Louis Blanc, qu’il s’en rendit compte ou non, aboutissait à une société plus que collectiviste. Mais, laissant dans l’ombre cette conséquence, il déclarait qu’on pouvait maintenir l’héritage, qu’il suffirait d’abolir les successions collatérales et de les donner aux communes pour reconstituer les biens communaux. Il répétait à qui voulait l’entendre que cette transformation devait être pacifique, progressive, que rien ne devait être imposé, que tout devait se faire lentement par le développement naturel de l’association croissant sous la protection tutélaire de l’État.

J’ai insisté sur ces théories de Louis Blanc, parce qu’il fut non seulement le président, mais le principal inspirateur de la Commission du Luxembourg. Son socialisme fut ainsi quasi officiel.

La Commission de gouvernement pour les travailleurs se réunit, dès le ler Mars. Mais elle se constitua lentement. Louis Blanc, conformément à son principe de conciliation des classes, voulait qu’elle fût mixte, constituée de patrons et d’ouvriers. Mais il n’existait plus en France d’organisation corporative régulière. Il fallait (et c’était une résurrection d’importance singulière) en faire renaître une. Chaque profession fut invitée à nommer trois délégués ouvriers, ce qui s’exécuta tant bien que mal ; ces délégués au nombre de 242[1] et dont plusieurs étaient des femmes, désignèrent par le sort dix d’entre eux pour former un comité permanent. Le même procédé de sélection fui, quelques jours plus tard, appliqué aux patrons qui s’étaient présentés au nombre de 231. Puis dans des séances, tantôt plénières, tantôt restreintes, les délibérations commencèrent.

Louis Blanc y appela loyalement, naïvement, des hommes de tout parti connus pour s’intéresser aux questions sociales. Vidal, qui fut le secrétaire de la Commission ; Pecqueur, qui en fut un des membres influents ; les fouriéristes Considérant et Toussenel, les Saint-Simoniens Duveyrier et Jean Reynaud, prirent part aux discussions ; Wolowski, Duponl-White, Le Play y représentèrent différentes nuances de l’économie politique et y formèrent une opposition qui s’exprima plus vivement au dehors par l’organe de Léon Faucher dans la Revue des Deux-Mondes, ou de Michel Chevalier dans ses Lettres sur l’organisation du travail. Proudhon en fut écarté sans doute par le silence dédaigneux qui accueillit une lettre où il proposait à Louis Blanc une sorte d’alliance ; Cabet paraît s’être abstenu pour un motif analogue. Olinde Rodrigues, Pierre Leroux, Emile de Girardin avaient été invités à apporter leur concours ; mais ils étaient, au début du moins, absents de Paris.

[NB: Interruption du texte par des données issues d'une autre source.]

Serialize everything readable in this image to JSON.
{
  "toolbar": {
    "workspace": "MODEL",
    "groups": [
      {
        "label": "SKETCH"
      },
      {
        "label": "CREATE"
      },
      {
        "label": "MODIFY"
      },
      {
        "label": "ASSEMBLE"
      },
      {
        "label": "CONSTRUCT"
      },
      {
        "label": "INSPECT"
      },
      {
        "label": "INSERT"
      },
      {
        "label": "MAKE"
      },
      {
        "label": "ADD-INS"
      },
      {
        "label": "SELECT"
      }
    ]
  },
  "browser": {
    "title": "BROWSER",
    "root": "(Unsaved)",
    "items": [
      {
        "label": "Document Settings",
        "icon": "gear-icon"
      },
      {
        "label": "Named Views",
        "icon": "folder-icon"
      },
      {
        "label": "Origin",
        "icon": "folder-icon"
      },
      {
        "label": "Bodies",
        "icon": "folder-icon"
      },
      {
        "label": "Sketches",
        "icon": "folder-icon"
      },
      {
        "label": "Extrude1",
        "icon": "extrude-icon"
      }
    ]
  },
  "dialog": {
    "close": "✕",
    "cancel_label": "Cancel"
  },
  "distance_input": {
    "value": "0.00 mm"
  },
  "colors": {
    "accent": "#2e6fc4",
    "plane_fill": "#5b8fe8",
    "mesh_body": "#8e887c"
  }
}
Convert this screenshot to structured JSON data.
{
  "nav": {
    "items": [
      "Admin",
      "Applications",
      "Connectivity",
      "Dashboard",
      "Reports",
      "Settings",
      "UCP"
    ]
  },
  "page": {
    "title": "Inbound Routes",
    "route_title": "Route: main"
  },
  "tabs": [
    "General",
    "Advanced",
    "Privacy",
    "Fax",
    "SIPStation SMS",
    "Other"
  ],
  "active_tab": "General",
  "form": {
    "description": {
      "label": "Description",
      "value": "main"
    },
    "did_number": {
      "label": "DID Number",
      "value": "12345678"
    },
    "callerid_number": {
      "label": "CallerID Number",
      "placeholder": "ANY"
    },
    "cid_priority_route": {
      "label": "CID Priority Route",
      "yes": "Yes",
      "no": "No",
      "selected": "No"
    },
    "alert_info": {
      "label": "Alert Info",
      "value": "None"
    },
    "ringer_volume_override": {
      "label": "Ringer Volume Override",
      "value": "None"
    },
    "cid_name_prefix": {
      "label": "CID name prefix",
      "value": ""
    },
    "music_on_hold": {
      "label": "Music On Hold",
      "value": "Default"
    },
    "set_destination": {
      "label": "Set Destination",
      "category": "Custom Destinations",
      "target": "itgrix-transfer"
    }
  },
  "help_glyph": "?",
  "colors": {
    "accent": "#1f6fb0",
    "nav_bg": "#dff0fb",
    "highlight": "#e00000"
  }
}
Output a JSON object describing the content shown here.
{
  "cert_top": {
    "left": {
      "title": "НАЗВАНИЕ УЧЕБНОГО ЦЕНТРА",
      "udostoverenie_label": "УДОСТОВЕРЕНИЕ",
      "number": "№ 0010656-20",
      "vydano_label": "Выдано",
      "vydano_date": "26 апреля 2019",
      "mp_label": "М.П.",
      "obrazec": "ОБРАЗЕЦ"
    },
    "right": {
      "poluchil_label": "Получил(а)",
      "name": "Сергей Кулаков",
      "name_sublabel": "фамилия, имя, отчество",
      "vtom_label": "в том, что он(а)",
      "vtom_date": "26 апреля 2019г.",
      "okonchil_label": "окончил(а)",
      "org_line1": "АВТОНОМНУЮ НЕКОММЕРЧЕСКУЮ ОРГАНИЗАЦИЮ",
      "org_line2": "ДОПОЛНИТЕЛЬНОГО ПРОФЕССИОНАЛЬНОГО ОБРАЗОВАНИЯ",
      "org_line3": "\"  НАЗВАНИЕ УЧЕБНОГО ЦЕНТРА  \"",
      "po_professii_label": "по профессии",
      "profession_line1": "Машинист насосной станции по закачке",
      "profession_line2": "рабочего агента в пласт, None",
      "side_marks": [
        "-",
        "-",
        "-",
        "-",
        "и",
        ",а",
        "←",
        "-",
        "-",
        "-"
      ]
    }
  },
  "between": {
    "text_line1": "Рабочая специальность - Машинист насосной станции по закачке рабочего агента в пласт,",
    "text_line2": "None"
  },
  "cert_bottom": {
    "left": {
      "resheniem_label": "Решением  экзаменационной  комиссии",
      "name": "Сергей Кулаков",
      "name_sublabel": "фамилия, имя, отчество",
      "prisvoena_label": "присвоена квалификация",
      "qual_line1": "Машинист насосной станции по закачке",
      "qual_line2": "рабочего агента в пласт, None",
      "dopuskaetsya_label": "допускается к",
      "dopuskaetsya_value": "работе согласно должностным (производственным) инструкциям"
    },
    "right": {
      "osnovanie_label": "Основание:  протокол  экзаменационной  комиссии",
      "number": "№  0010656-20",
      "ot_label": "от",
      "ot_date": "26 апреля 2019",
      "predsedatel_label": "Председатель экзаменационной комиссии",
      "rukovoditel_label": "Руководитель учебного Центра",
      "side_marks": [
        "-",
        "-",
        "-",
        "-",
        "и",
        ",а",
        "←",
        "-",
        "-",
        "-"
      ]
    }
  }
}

Lorsqu’on relit aujourd’hui au Moniteur les comptes-rendus de cette espèce d’Académie socialiste, on admire l’éloquence qui s’y est dépensée et gaspillée, et la patience des ouvriers qui, trois mois durant, jusqu’au 27 Avril, ont fréquenté assidûment « ce laboratoire d’idées ». On comprend que Louis Blanc ait épuisé à les contenir la vigueur de sa fière et ardente petite personne, et compromis sa popularité à les leurrer de promesses sans effet. On comprend aussi que les conservateurs, entendant toujours la foudre gronder sur leurs têtes sans la voir éclater jamais, se soient vite familiarisés avec cette menace incessante et aient préparé tranquillement dans l’ombre une résistance efficace à ce socialisme bavard. Mais il est vraiment excessif, comme ils le firent et comme le font encore des historiens peu exacts, d appeler l’œuvre du Luxembourg, qui, faute de budget et de pouvoir dévolus à ceux dont elle absorba l’activité, consista presque uniquement en beaux discours et en grands projets sur le papier, une expérience socialiste manquée. Ce qui manqua surtout, ce fut la possibilité d’expérimenter quoi que ce fût.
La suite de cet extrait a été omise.